Bueno, intentando hacer una recapitulación, pues podría decirse que trata sobre distintas perspectivas que se han tenido desde diversos autores y planteamientos ideológicos a lo largo de la contemporaneidad de eso que se llama Historia. Más bien, una evolución de la ciencia de investigación e interpretación de la historia, desde posturas historicistas a los debates más recientes del posmodernismo pasando por perspectivas marxistas y diversas críticas fundamentales a las corrientes ya superadas o en fase de superación. Se habla de varios autores (de influencia marxista sobre todo) que suponen una renovación de las miradas al pasado y a su forma de estudiarlas, con una orientación más tendente a la teoría que a otra cosa.

En fin un libro chungo a fin de cuentas para una asignatura bastante... particular. En especial por su planteamiento y en definitiva por su contenido. A ver qué tal se da el comentario...

sábado 31 de octubre de 2009

Allegro ma non tropo

Voy a hacer una declaración y una afirmación como historiador en potencia que todavía soy: me he convertido en un gran admirador de Carlo Maria Cipolla.
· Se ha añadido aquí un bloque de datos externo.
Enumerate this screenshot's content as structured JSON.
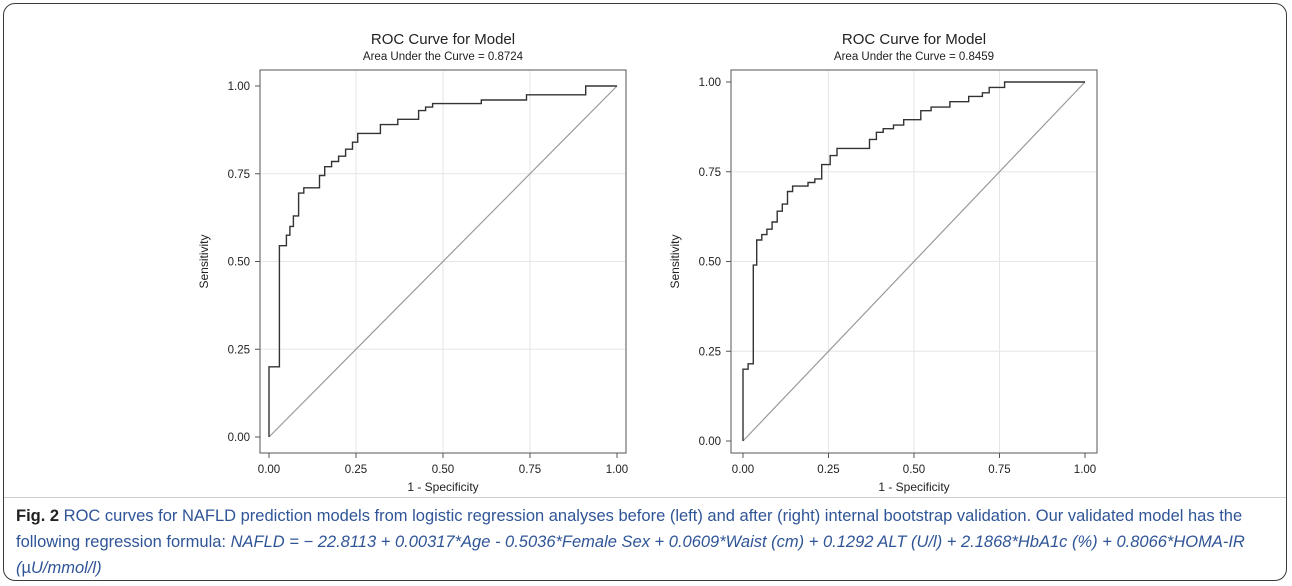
{
  "chart_data": [
    {
      "type": "line",
      "title": "ROC Curve for Model",
      "subtitle": "Area Under the Curve = 0.8724",
      "xlabel": "1 - Specificity",
      "ylabel": "Sensitivity",
      "xlim": [
        0,
        1
      ],
      "ylim": [
        0,
        1
      ],
      "xticks": [
        "0.00",
        "0.25",
        "0.50",
        "0.75",
        "1.00"
      ],
      "yticks": [
        "0.00",
        "0.25",
        "0.50",
        "0.75",
        "1.00"
      ],
      "grid": true,
      "reference_line": [
        [
          0,
          0
        ],
        [
          1,
          1
        ]
      ],
      "series": [
        {
          "x": [
            0,
            0,
            0.03,
            0.03,
            0.05,
            0.05,
            0.06,
            0.06,
            0.07,
            0.07,
            0.085,
            0.085,
            0.1,
            0.1,
            0.145,
            0.145,
            0.16,
            0.16,
            0.18,
            0.18,
            0.2,
            0.2,
            0.22,
            0.22,
            0.24,
            0.24,
            0.255,
            0.255,
            0.265,
            0.265,
            0.32,
            0.32,
            0.37,
            0.37,
            0.43,
            0.43,
            0.45,
            0.45,
            0.47,
            0.47,
            0.61,
            0.61,
            0.74,
            0.74,
            0.91,
            0.91,
            1.0
          ],
          "y": [
            0,
            0.2,
            0.2,
            0.545,
            0.545,
            0.575,
            0.575,
            0.6,
            0.6,
            0.63,
            0.63,
            0.695,
            0.695,
            0.71,
            0.71,
            0.745,
            0.745,
            0.77,
            0.77,
            0.785,
            0.785,
            0.8,
            0.8,
            0.82,
            0.82,
            0.84,
            0.84,
            0.865,
            0.865,
            0.865,
            0.865,
            0.89,
            0.89,
            0.905,
            0.905,
            0.93,
            0.93,
            0.94,
            0.94,
            0.95,
            0.95,
            0.96,
            0.96,
            0.975,
            0.975,
            1.0,
            1.0
          ]
        }
      ]
    },
    {
      "type": "line",
      "title": "ROC Curve for Model",
      "subtitle": "Area Under the Curve = 0.8459",
      "xlabel": "1 - Specificity",
      "ylabel": "Sensitivity",
      "xlim": [
        0,
        1
      ],
      "ylim": [
        0,
        1
      ],
      "xticks": [
        "0.00",
        "0.25",
        "0.50",
        "0.75",
        "1.00"
      ],
      "yticks": [
        "0.00",
        "0.25",
        "0.50",
        "0.75",
        "1.00"
      ],
      "grid": true,
      "reference_line": [
        [
          0,
          0
        ],
        [
          1,
          1
        ]
      ],
      "series": [
        {
          "x": [
            0,
            0,
            0.015,
            0.015,
            0.03,
            0.03,
            0.04,
            0.04,
            0.055,
            0.055,
            0.07,
            0.07,
            0.085,
            0.085,
            0.1,
            0.1,
            0.115,
            0.115,
            0.13,
            0.13,
            0.145,
            0.145,
            0.19,
            0.19,
            0.21,
            0.21,
            0.23,
            0.23,
            0.255,
            0.255,
            0.275,
            0.275,
            0.37,
            0.37,
            0.39,
            0.39,
            0.41,
            0.41,
            0.44,
            0.44,
            0.47,
            0.47,
            0.52,
            0.52,
            0.55,
            0.55,
            0.605,
            0.605,
            0.66,
            0.66,
            0.7,
            0.7,
            0.72,
            0.72,
            0.765,
            0.765,
            0.8,
            0.8,
            1.0
          ],
          "y": [
            0,
            0.2,
            0.2,
            0.215,
            0.215,
            0.49,
            0.49,
            0.56,
            0.56,
            0.575,
            0.575,
            0.59,
            0.59,
            0.61,
            0.61,
            0.64,
            0.64,
            0.66,
            0.66,
            0.695,
            0.695,
            0.71,
            0.71,
            0.72,
            0.72,
            0.73,
            0.73,
            0.77,
            0.77,
            0.795,
            0.795,
            0.815,
            0.815,
            0.84,
            0.84,
            0.86,
            0.86,
            0.87,
            0.87,
            0.88,
            0.88,
            0.895,
            0.895,
            0.92,
            0.92,
            0.93,
            0.93,
            0.945,
            0.945,
            0.96,
            0.96,
            0.97,
            0.97,
            0.985,
            0.985,
            1.0,
            1.0,
            1.0,
            1.0
          ]
        }
      ]
    }
  ],
  "caption": {
    "fig_label": "Fig. 2",
    "text": " ROC curves for NAFLD prediction models from logistic regression analyses before (left) and after (right) internal bootstrap validation. Our validated model has the following regression formula: ",
    "formula_a": "NAFLD = − 22.8113 + 0.00317*Age - 0.5036*Female Sex + 0.0609*Waist (cm) + 0.1292 ALT (U/l) + 2.1868*HbA1c (%) + 0.8066*HOMA-IR (",
    "formula_unit": "µ",
    "formula_b": "U/mmol/l)"
  },
  "colors": {
    "roc_line": "#333333",
    "reference_line": "#9a9a9a",
    "grid": "#e6e6e6",
    "axis": "#555555",
    "caption_text": "#2f5597"
  }
}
Y no sólo por sus Tres historias extravagantes o por ser un catedrático de historia económica con un amplio espectro de trabajo, sino por ser sencillamente tan genial. Y para apreciar su genialidad, quizás donde mejor se refleje sea en esta obrita, una maravilla que debería ser lectura obligatoria en la secundaria, bajo mi siempre humilde punto de vista. Desde que el profesor de Arqueología general lo recomendase, me entró más curiosidad aún, y la verdad es que no resulta para nada reprochable dicha recomendación. Aparte, ahí queda pendiente la lectura sobre Papalagi...
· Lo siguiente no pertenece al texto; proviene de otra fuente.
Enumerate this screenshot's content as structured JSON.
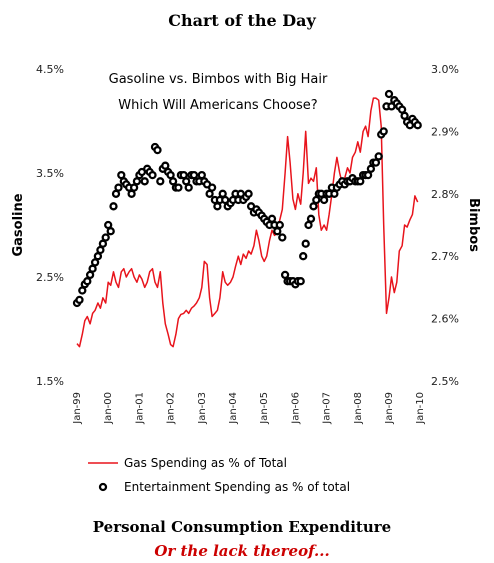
{
  "chart_data": {
    "type": "line",
    "title": "Chart of the Day",
    "annotation": [
      "Gasoline vs. Bimbos with Big Hair",
      "Which Will Americans Choose?"
    ],
    "footer_title": "Personal Consumption Expenditure",
    "footer_subtitle": "Or the lack thereof...",
    "ylabel_left": "Gasoline",
    "ylabel_right": "Bimbos",
    "ylim_left": [
      1.5,
      4.5
    ],
    "ylim_right": [
      2.5,
      3.0
    ],
    "yticks_left": [
      "1.5%",
      "2.5%",
      "3.5%",
      "4.5%"
    ],
    "yticks_right": [
      "2.5%",
      "2.6%",
      "2.7%",
      "2.8%",
      "2.9%",
      "3.0%"
    ],
    "xticks": [
      "Jan-99",
      "Jan-00",
      "Jan-01",
      "Jan-02",
      "Jan-03",
      "Jan-04",
      "Jan-05",
      "Jan-06",
      "Jan-07",
      "Jan-08",
      "Jan-09",
      "Jan-10"
    ],
    "grid": false,
    "legend_position": "bottom",
    "colors": {
      "gas": "#e8141c",
      "entertainment": "#000000",
      "subtitle": "#cc0000"
    },
    "series": [
      {
        "name": "Gas Spending as % of Total",
        "axis": "left",
        "style": "line",
        "points": [
          [
            1999.0,
            1.86
          ],
          [
            1999.08,
            1.83
          ],
          [
            1999.17,
            1.95
          ],
          [
            1999.25,
            2.08
          ],
          [
            1999.33,
            2.12
          ],
          [
            1999.42,
            2.05
          ],
          [
            1999.5,
            2.15
          ],
          [
            1999.58,
            2.18
          ],
          [
            1999.67,
            2.25
          ],
          [
            1999.75,
            2.2
          ],
          [
            1999.83,
            2.3
          ],
          [
            1999.92,
            2.25
          ],
          [
            2000.0,
            2.45
          ],
          [
            2000.08,
            2.42
          ],
          [
            2000.17,
            2.55
          ],
          [
            2000.25,
            2.45
          ],
          [
            2000.33,
            2.4
          ],
          [
            2000.42,
            2.55
          ],
          [
            2000.5,
            2.58
          ],
          [
            2000.58,
            2.5
          ],
          [
            2000.67,
            2.55
          ],
          [
            2000.75,
            2.58
          ],
          [
            2000.83,
            2.5
          ],
          [
            2000.92,
            2.45
          ],
          [
            2001.0,
            2.52
          ],
          [
            2001.08,
            2.48
          ],
          [
            2001.17,
            2.4
          ],
          [
            2001.25,
            2.45
          ],
          [
            2001.33,
            2.55
          ],
          [
            2001.42,
            2.58
          ],
          [
            2001.5,
            2.45
          ],
          [
            2001.58,
            2.4
          ],
          [
            2001.67,
            2.55
          ],
          [
            2001.75,
            2.25
          ],
          [
            2001.83,
            2.05
          ],
          [
            2001.92,
            1.95
          ],
          [
            2002.0,
            1.85
          ],
          [
            2002.08,
            1.83
          ],
          [
            2002.17,
            1.95
          ],
          [
            2002.25,
            2.1
          ],
          [
            2002.33,
            2.14
          ],
          [
            2002.42,
            2.15
          ],
          [
            2002.5,
            2.18
          ],
          [
            2002.58,
            2.15
          ],
          [
            2002.67,
            2.2
          ],
          [
            2002.75,
            2.22
          ],
          [
            2002.83,
            2.25
          ],
          [
            2002.92,
            2.3
          ],
          [
            2003.0,
            2.4
          ],
          [
            2003.08,
            2.65
          ],
          [
            2003.17,
            2.62
          ],
          [
            2003.25,
            2.3
          ],
          [
            2003.33,
            2.12
          ],
          [
            2003.42,
            2.15
          ],
          [
            2003.5,
            2.18
          ],
          [
            2003.58,
            2.3
          ],
          [
            2003.67,
            2.55
          ],
          [
            2003.75,
            2.45
          ],
          [
            2003.83,
            2.42
          ],
          [
            2003.92,
            2.45
          ],
          [
            2004.0,
            2.5
          ],
          [
            2004.08,
            2.6
          ],
          [
            2004.17,
            2.7
          ],
          [
            2004.25,
            2.62
          ],
          [
            2004.33,
            2.72
          ],
          [
            2004.42,
            2.68
          ],
          [
            2004.5,
            2.75
          ],
          [
            2004.58,
            2.72
          ],
          [
            2004.67,
            2.8
          ],
          [
            2004.75,
            2.95
          ],
          [
            2004.83,
            2.85
          ],
          [
            2004.92,
            2.7
          ],
          [
            2005.0,
            2.65
          ],
          [
            2005.08,
            2.7
          ],
          [
            2005.17,
            2.85
          ],
          [
            2005.25,
            2.95
          ],
          [
            2005.33,
            2.9
          ],
          [
            2005.42,
            2.92
          ],
          [
            2005.5,
            3.05
          ],
          [
            2005.58,
            3.15
          ],
          [
            2005.67,
            3.5
          ],
          [
            2005.75,
            3.85
          ],
          [
            2005.83,
            3.6
          ],
          [
            2005.92,
            3.25
          ],
          [
            2006.0,
            3.15
          ],
          [
            2006.08,
            3.3
          ],
          [
            2006.17,
            3.2
          ],
          [
            2006.25,
            3.5
          ],
          [
            2006.33,
            3.9
          ],
          [
            2006.42,
            3.4
          ],
          [
            2006.5,
            3.45
          ],
          [
            2006.58,
            3.42
          ],
          [
            2006.67,
            3.55
          ],
          [
            2006.75,
            3.1
          ],
          [
            2006.83,
            2.95
          ],
          [
            2006.92,
            3.0
          ],
          [
            2007.0,
            2.95
          ],
          [
            2007.08,
            3.1
          ],
          [
            2007.17,
            3.3
          ],
          [
            2007.25,
            3.5
          ],
          [
            2007.33,
            3.65
          ],
          [
            2007.42,
            3.5
          ],
          [
            2007.5,
            3.4
          ],
          [
            2007.58,
            3.45
          ],
          [
            2007.67,
            3.55
          ],
          [
            2007.75,
            3.5
          ],
          [
            2007.83,
            3.65
          ],
          [
            2007.92,
            3.7
          ],
          [
            2008.0,
            3.8
          ],
          [
            2008.08,
            3.7
          ],
          [
            2008.17,
            3.9
          ],
          [
            2008.25,
            3.95
          ],
          [
            2008.33,
            3.85
          ],
          [
            2008.42,
            4.1
          ],
          [
            2008.5,
            4.22
          ],
          [
            2008.58,
            4.22
          ],
          [
            2008.67,
            4.2
          ],
          [
            2008.75,
            3.95
          ],
          [
            2008.83,
            3.0
          ],
          [
            2008.92,
            2.15
          ],
          [
            2009.0,
            2.3
          ],
          [
            2009.08,
            2.5
          ],
          [
            2009.17,
            2.35
          ],
          [
            2009.25,
            2.45
          ],
          [
            2009.33,
            2.75
          ],
          [
            2009.42,
            2.8
          ],
          [
            2009.5,
            3.0
          ],
          [
            2009.58,
            2.98
          ],
          [
            2009.67,
            3.05
          ],
          [
            2009.75,
            3.1
          ],
          [
            2009.83,
            3.28
          ],
          [
            2009.92,
            3.22
          ]
        ]
      },
      {
        "name": "Entertainment Spending as % of total",
        "axis": "right",
        "style": "markers",
        "points": [
          [
            1999.0,
            2.625
          ],
          [
            1999.08,
            2.63
          ],
          [
            1999.17,
            2.645
          ],
          [
            1999.25,
            2.655
          ],
          [
            1999.33,
            2.66
          ],
          [
            1999.42,
            2.67
          ],
          [
            1999.5,
            2.68
          ],
          [
            1999.58,
            2.69
          ],
          [
            1999.67,
            2.7
          ],
          [
            1999.75,
            2.71
          ],
          [
            1999.83,
            2.72
          ],
          [
            1999.92,
            2.73
          ],
          [
            2000.0,
            2.75
          ],
          [
            2000.08,
            2.74
          ],
          [
            2000.17,
            2.78
          ],
          [
            2000.25,
            2.8
          ],
          [
            2000.33,
            2.81
          ],
          [
            2000.42,
            2.83
          ],
          [
            2000.5,
            2.82
          ],
          [
            2000.58,
            2.815
          ],
          [
            2000.67,
            2.81
          ],
          [
            2000.75,
            2.8
          ],
          [
            2000.83,
            2.81
          ],
          [
            2000.92,
            2.82
          ],
          [
            2001.0,
            2.83
          ],
          [
            2001.08,
            2.835
          ],
          [
            2001.17,
            2.82
          ],
          [
            2001.25,
            2.84
          ],
          [
            2001.33,
            2.835
          ],
          [
            2001.42,
            2.83
          ],
          [
            2001.5,
            2.875
          ],
          [
            2001.58,
            2.87
          ],
          [
            2001.67,
            2.82
          ],
          [
            2001.75,
            2.84
          ],
          [
            2001.83,
            2.845
          ],
          [
            2001.92,
            2.835
          ],
          [
            2002.0,
            2.83
          ],
          [
            2002.08,
            2.82
          ],
          [
            2002.17,
            2.81
          ],
          [
            2002.25,
            2.81
          ],
          [
            2002.33,
            2.83
          ],
          [
            2002.42,
            2.83
          ],
          [
            2002.5,
            2.82
          ],
          [
            2002.58,
            2.81
          ],
          [
            2002.67,
            2.83
          ],
          [
            2002.75,
            2.83
          ],
          [
            2002.83,
            2.82
          ],
          [
            2002.92,
            2.82
          ],
          [
            2003.0,
            2.83
          ],
          [
            2003.08,
            2.82
          ],
          [
            2003.17,
            2.815
          ],
          [
            2003.25,
            2.8
          ],
          [
            2003.33,
            2.81
          ],
          [
            2003.42,
            2.79
          ],
          [
            2003.5,
            2.78
          ],
          [
            2003.58,
            2.79
          ],
          [
            2003.67,
            2.8
          ],
          [
            2003.75,
            2.79
          ],
          [
            2003.83,
            2.78
          ],
          [
            2003.92,
            2.785
          ],
          [
            2004.0,
            2.79
          ],
          [
            2004.08,
            2.8
          ],
          [
            2004.17,
            2.79
          ],
          [
            2004.25,
            2.8
          ],
          [
            2004.33,
            2.79
          ],
          [
            2004.42,
            2.795
          ],
          [
            2004.5,
            2.8
          ],
          [
            2004.58,
            2.78
          ],
          [
            2004.67,
            2.77
          ],
          [
            2004.75,
            2.775
          ],
          [
            2004.83,
            2.77
          ],
          [
            2004.92,
            2.765
          ],
          [
            2005.0,
            2.76
          ],
          [
            2005.08,
            2.755
          ],
          [
            2005.17,
            2.75
          ],
          [
            2005.25,
            2.76
          ],
          [
            2005.33,
            2.75
          ],
          [
            2005.42,
            2.74
          ],
          [
            2005.5,
            2.75
          ],
          [
            2005.58,
            2.73
          ],
          [
            2005.67,
            2.67
          ],
          [
            2005.75,
            2.66
          ],
          [
            2005.83,
            2.66
          ],
          [
            2005.92,
            2.66
          ],
          [
            2006.0,
            2.655
          ],
          [
            2006.08,
            2.66
          ],
          [
            2006.17,
            2.66
          ],
          [
            2006.25,
            2.7
          ],
          [
            2006.33,
            2.72
          ],
          [
            2006.42,
            2.75
          ],
          [
            2006.5,
            2.76
          ],
          [
            2006.58,
            2.78
          ],
          [
            2006.67,
            2.79
          ],
          [
            2006.75,
            2.8
          ],
          [
            2006.83,
            2.8
          ],
          [
            2006.92,
            2.79
          ],
          [
            2007.0,
            2.8
          ],
          [
            2007.08,
            2.8
          ],
          [
            2007.17,
            2.81
          ],
          [
            2007.25,
            2.8
          ],
          [
            2007.33,
            2.81
          ],
          [
            2007.42,
            2.815
          ],
          [
            2007.5,
            2.82
          ],
          [
            2007.58,
            2.815
          ],
          [
            2007.67,
            2.82
          ],
          [
            2007.75,
            2.82
          ],
          [
            2007.83,
            2.825
          ],
          [
            2007.92,
            2.82
          ],
          [
            2008.0,
            2.82
          ],
          [
            2008.08,
            2.82
          ],
          [
            2008.17,
            2.83
          ],
          [
            2008.25,
            2.83
          ],
          [
            2008.33,
            2.83
          ],
          [
            2008.42,
            2.84
          ],
          [
            2008.5,
            2.85
          ],
          [
            2008.58,
            2.85
          ],
          [
            2008.67,
            2.86
          ],
          [
            2008.75,
            2.895
          ],
          [
            2008.83,
            2.9
          ],
          [
            2008.92,
            2.94
          ],
          [
            2009.0,
            2.96
          ],
          [
            2009.08,
            2.94
          ],
          [
            2009.17,
            2.95
          ],
          [
            2009.25,
            2.945
          ],
          [
            2009.33,
            2.94
          ],
          [
            2009.42,
            2.935
          ],
          [
            2009.5,
            2.925
          ],
          [
            2009.58,
            2.915
          ],
          [
            2009.67,
            2.91
          ],
          [
            2009.75,
            2.92
          ],
          [
            2009.83,
            2.915
          ],
          [
            2009.92,
            2.91
          ]
        ]
      }
    ]
  }
}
Se compone de dos partes bien diferenciadas: en la primera parte nos narra ese proceso el cual denominamos comúnmente como Edad Media a travérs de su gran motor histórico: la pimienta. Así, elabora una desternillante sucesión de acontecimientos en tono satírico y bastante bonachón de cómo el desarrollo de dicha época estaba supeditado a esos elementos tan irrisorios en principio y tan suntuarios a su vez como la especia picante, el vino o el puro vicio. Creedme que jamás he leído una tesis sobre el comercio en la edad media con la que me hubiese reído tanto. La segunda parte quizás sea un poco (o mucho más) irónica que la primera, con un estudio a modo de parodia del método sociológico sobre la estupidez humana. Tremendamente abrumador y revelador.

Todo esto que menciono hay que leerlo para entenderlo. Es toda una experiencia volcarse en esta lectura, rápida y muy placentera, en la que no dejarás de aprender un montón de cosas y que además, pasa un buen rato. No voy a decir que sea altamente recomendable, sino que si algien tiene la oportunidad de echarle un vistazo y leerlo, que se lo lea. El resultado no decepciona ni creo que deje indiferente a nadie. No diré más, pero volveré a insistir a pesar de resultar cansino en su lectura, ¡no me seáis positivstas y leéroslo, coño!